As the EU Member States conclude technical discussions around the AIFMD & UCITS review, EFAMA would like to congratulate the European Commission and the co-legislators for keeping the key elements of both Directives intact during their review. These frameworks lie at the core of a well-functioning and resilient funds market and this agreement is a welcome step forward for the funds industry, investors and the Capital Markets Union project.
The fact that the delegation framework under the AIFMD & UCITS remains largely unchanged is positive news. This will benefit investors, especially in terms of broader access to investment opportunities and diversification. New delegation reporting to national authorities (upon authorisation and periodically) does introduce some unwelcome duplication. However, we trust that this increased transparency will give national supervisors the desired overview of market practices.
Both frameworks oblige EU countries to provide asset managers with a wide list of liquidity management tools within their national legislation. Asset managers must choose at least two, and are able to decide when to activate/deactivate them, which is of fundamental importance to their “agency” business model. National authorities can intervene in suspension of redemptions and subscriptions, but only in very limited and specific circumstances, and after consulting the fund manager.
The new AIFMD rules also allow the appointment of a depositary in a country different to that of the fund, under particular circumstances and following a case-by-case assessment by the relevant authority. While a full depositary passport across the EU was another option, we believe this would have weakened investor protection.
Outside of these positive elements, there are some areas that we question.

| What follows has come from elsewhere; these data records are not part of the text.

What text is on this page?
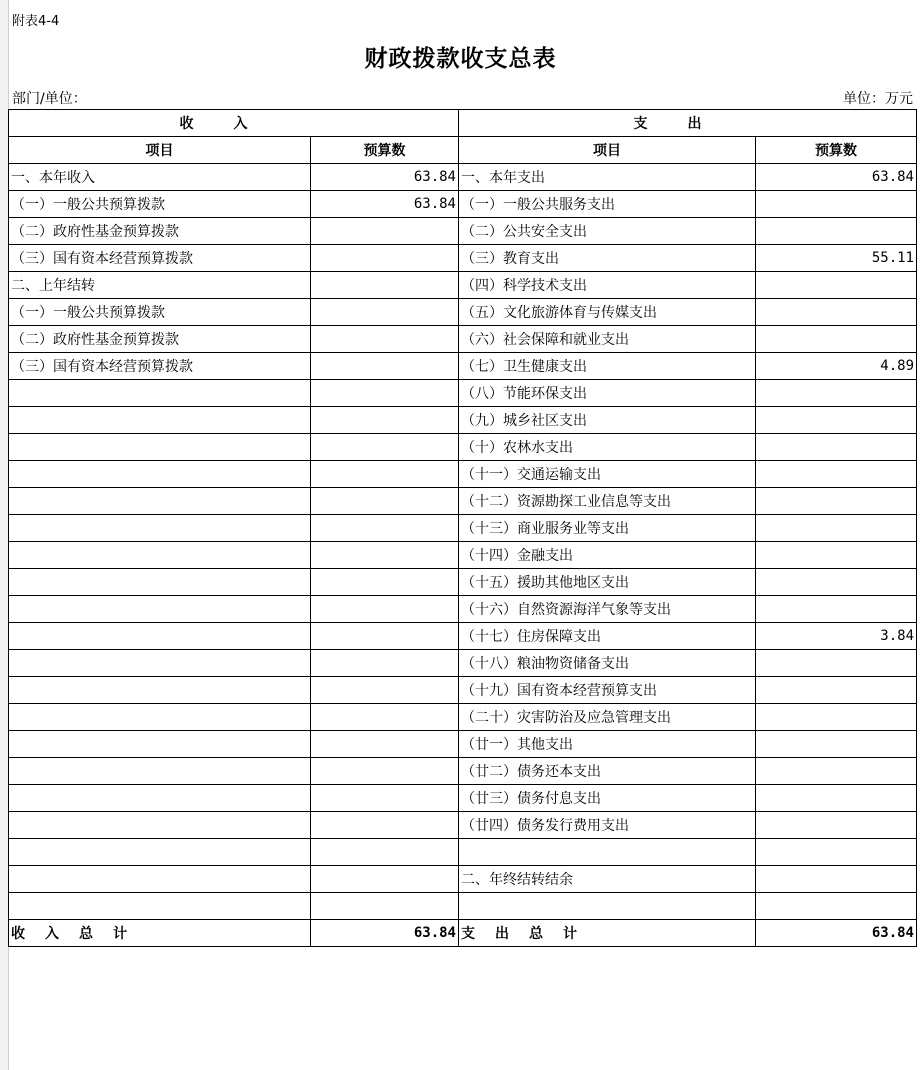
附表4-4
财政拨款收支总表
部门/单位：	单位：万元
收入		支出	
项目	预算数	项目	预算数
一、本年收入	63.84	一、本年支出	63.84
（一）一般公共预算拨款	63.84	（一）一般公共服务支出	
（二）政府性基金预算拨款		（二）公共安全支出	
（三）国有资本经营预算拨款		（三）教育支出	55.11
二、上年结转		（四）科学技术支出	
（一）一般公共预算拨款		（五）文化旅游体育与传媒支出	
（二）政府性基金预算拨款		（六）社会保障和就业支出	
（三）国有资本经营预算拨款		（七）卫生健康支出	4.89
		（八）节能环保支出	
		（九）城乡社区支出	
		（十）农林水支出	
		（十一）交通运输支出	
		（十二）资源勘探工业信息等支出	
		（十三）商业服务业等支出	
		（十四）金融支出	
		（十五）援助其他地区支出	
		（十六）自然资源海洋气象等支出	
		（十七）住房保障支出	3.84
		（十八）粮油物资储备支出	
		（十九）国有资本经营预算支出	
		（二十）灾害防治及应急管理支出	
		（廿一）其他支出	
		（廿二）债务还本支出	
		（廿三）债务付息支出	
		（廿四）债务发行费用支出	

		二、年终结转结余	

收入总计	63.84	支出总计	63.84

- New provisions for loan-originating funds are product-specific and therefore ill-suited under a “manager” directive like the AIFMD. Moreover, we question the inclusion of things like retention requirements. They can impede risk management of the fund, while ‘originate to distribute’ strategies are already prohibited by the provisions anyway.

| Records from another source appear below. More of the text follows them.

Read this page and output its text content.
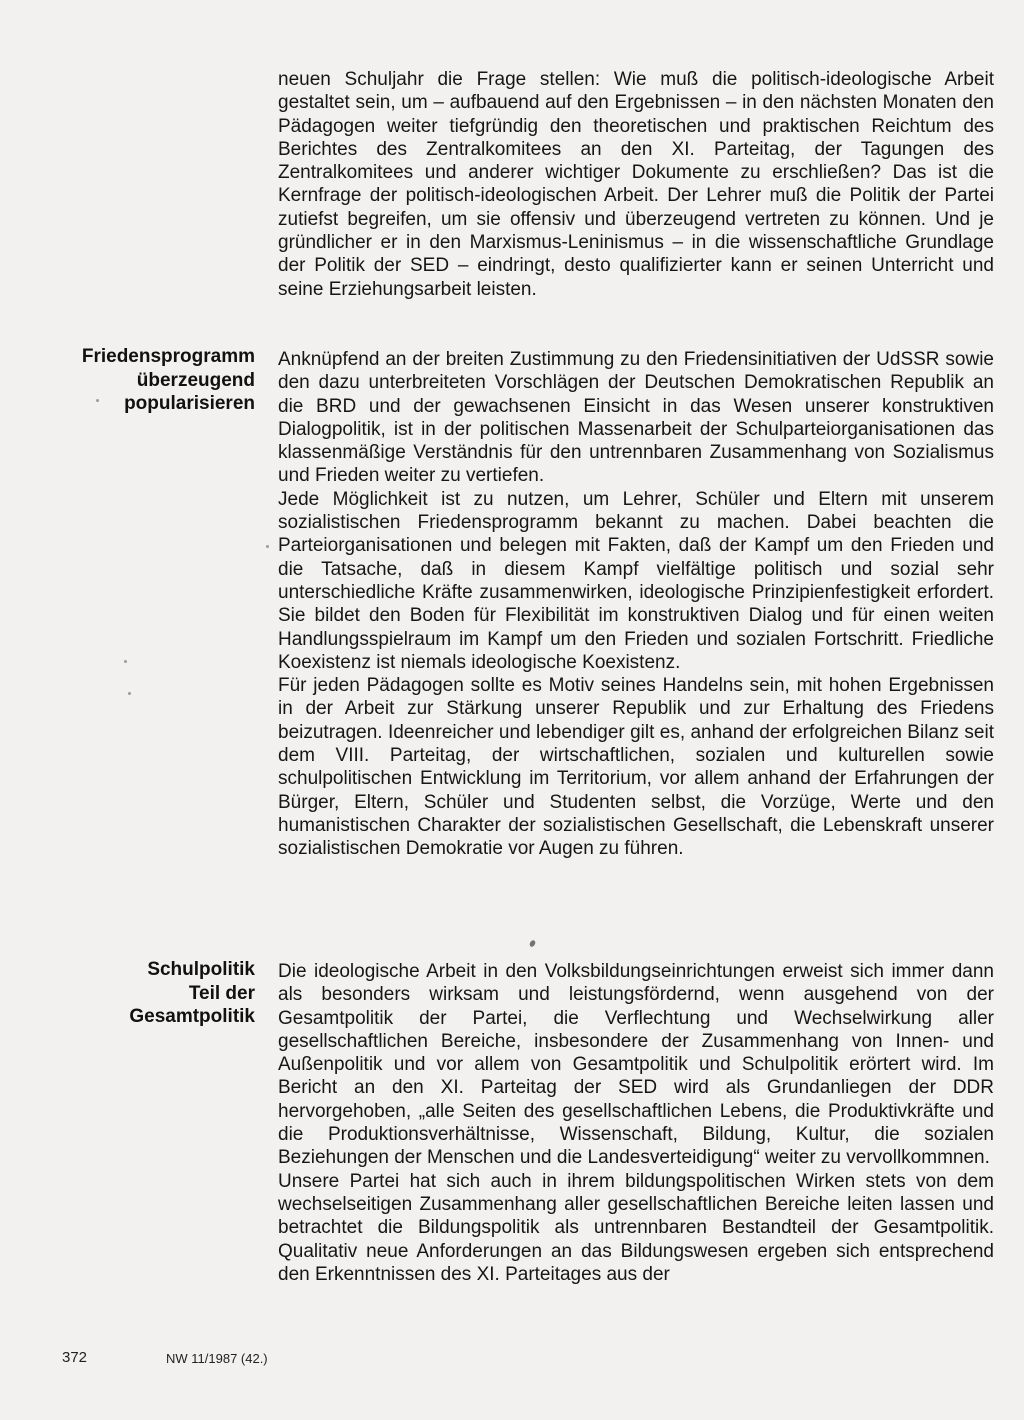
neuen Schuljahr die Frage stellen: Wie muß die politisch-ideologische Arbeit gestaltet sein, um – aufbauend auf den Ergebnissen – in den nächsten Monaten den Pädagogen weiter tiefgründig den theoretischen und praktischen Reichtum des Berichtes des Zentralkomitees an den XI. Parteitag, der Tagungen des Zentralkomitees und anderer wichtiger Dokumente zu erschließen? Das ist die Kernfrage der politisch-ideologischen Arbeit. Der Lehrer muß die Politik der Partei zutiefst begreifen, um sie offensiv und überzeugend vertreten zu können. Und je gründlicher er in den Marxismus-Leninismus – in die wissenschaftliche Grundlage der Politik der SED – eindringt, desto qualifizierter kann er seinen Unterricht und seine Erziehungsarbeit leisten.

Friedensprogramm
überzeugend
popularisieren

Anknüpfend an der breiten Zustimmung zu den Friedensinitiativen der UdSSR sowie den dazu unterbreiteten Vorschlägen der Deutschen Demokratischen Republik an die BRD und der gewachsenen Einsicht in das Wesen unserer konstruktiven Dialogpolitik, ist in der politischen Massenarbeit der Schulparteiorganisationen das klassenmäßige Verständnis für den untrennbaren Zusammenhang von Sozialismus und Frieden weiter zu vertiefen.

Jede Möglichkeit ist zu nutzen, um Lehrer, Schüler und Eltern mit unserem sozialistischen Friedensprogramm bekannt zu machen. Dabei beachten die Parteiorganisationen und belegen mit Fakten, daß der Kampf um den Frieden und die Tatsache, daß in diesem Kampf vielfältige politisch und sozial sehr unterschiedliche Kräfte zusammenwirken, ideologische Prinzipienfestigkeit erfordert. Sie bildet den Boden für Flexibilität im konstruktiven Dialog und für einen weiten Handlungsspielraum im Kampf um den Frieden und sozialen Fortschritt. Friedliche Koexistenz ist niemals ideologische Koexistenz.

Für jeden Pädagogen sollte es Motiv seines Handelns sein, mit hohen Ergebnissen in der Arbeit zur Stärkung unserer Republik und zur Erhaltung des Friedens beizutragen. Ideenreicher und lebendiger gilt es, anhand der erfolgreichen Bilanz seit dem VIII. Parteitag, der wirtschaftlichen, sozialen und kulturellen sowie schulpolitischen Entwicklung im Territorium, vor allem anhand der Erfahrungen der Bürger, Eltern, Schüler und Studenten selbst, die Vorzüge, Werte und den humanistischen Charakter der sozialistischen Gesellschaft, die Lebenskraft unserer sozialistischen Demokratie vor Augen zu führen.

Schulpolitik
Teil der
Gesamtpolitik

Die ideologische Arbeit in den Volksbildungseinrichtungen erweist sich immer dann als besonders wirksam und leistungsfördernd, wenn ausgehend von der Gesamtpolitik der Partei, die Verflechtung und Wechselwirkung aller gesellschaftlichen Bereiche, insbesondere der Zusammenhang von Innen- und Außenpolitik und vor allem von Gesamtpolitik und Schulpolitik erörtert wird. Im Bericht an den XI. Parteitag der SED wird als Grundanliegen der DDR hervorgehoben, „alle Seiten des gesellschaftlichen Lebens, die Produktivkräfte und die Produktionsverhältnisse, Wissenschaft, Bildung, Kultur, die sozialen Beziehungen der Menschen und die Landesverteidigung“ weiter zu vervollkommnen.

Unsere Partei hat sich auch in ihrem bildungspolitischen Wirken stets von dem wechselseitigen Zusammenhang aller gesellschaftlichen Bereiche leiten lassen und betrachtet die Bildungspolitik als untrennbaren Bestandteil der Gesamtpolitik. Qualitativ neue Anforderungen an das Bildungswesen ergeben sich entsprechend den Erkenntnissen des XI. Parteitages aus der

372	NW 11/1987 (42.)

- The AIFMD regulates management companies (not financial products) and is largely relevant for a professional investor base, therefore references to “undue costs” are not appropriate here. It is also unnecessary considering that ESMA is already working on a report on this topic covering both AIFs and UCITS.
Tanguy van de Werve, EFAMA Director General, commented: “From the start, EFAMA advocated for a targeted review of the AIFMD in order not to undermine a successful framework. We are pleased to see that this has broadly been achieved, allowing the AIFMD and UCITS Directive to remain a robust regulatory framework with improved rules. This will help UCITS and AIFs to remain internationally competitive and attractive investment options.”